Classification Output Type

Type Definition

type ClassificationOutput = {
  id: string;
  type: string;
}

Example

{
  "id": "classification_123",
  "type": "INVOICE"
}

Splitter Output Type

Type Definition

type SplitterOutput = {
  classificationId: string; // The id of the classification type (set in the processor config)
  type: string; // The type of the split document (set in the processor config), corresponds to the classificationId.
  startPage: number; // The start page of the split document
  endPage: number; // The end page of the split document

  // Fields included in outputs, but not required for creating an evaluation set item
  identifier?: string; // Identifier for the split document (e.g. invoice number)
  observation?: string; // Explanation of the results
}

Example

{
  "classificationId": "invoice",
  "type": "invoice",
  "startPage": 1,
  "endPage": 3
}

Shared Types

Certain types are shared across different processor outputs.

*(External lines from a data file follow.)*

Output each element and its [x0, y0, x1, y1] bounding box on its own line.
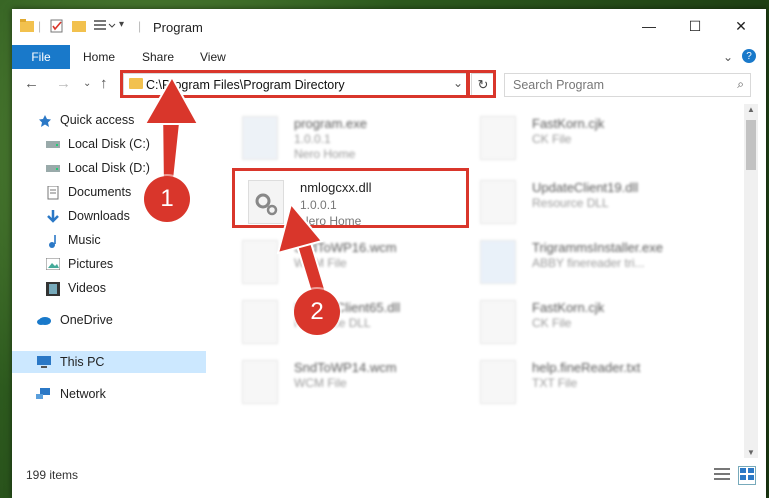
step-1-badge: 1 [144, 176, 190, 222]
arrow-1 [143, 74, 200, 190]
annotation-arrows [143, 74, 330, 307]
explorer-window: | ▾ | Program — ☐ ✕ File Home Share View… [12, 9, 766, 498]
step-2-badge: 2 [294, 289, 340, 335]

These provide additional context and information about the processor’s decisions.

Type Definition

type Insight = {
  type: "reasoning";  // Currently only reasoning is supported
  content: string;    // The explanation or reasoning provided by the model
}

Example

{
  "insights": [
    {
      "type": "reasoning",
      "content": "This was classified as an invoice because it contains standard invoice elements including an invoice number, billing details, and itemized charges."
    }
  ]
}

Insights can appear in both Extraction and Classification outputs to provide transparency into the model’s decision-making process. They are particularly useful when debugging or validating processor results.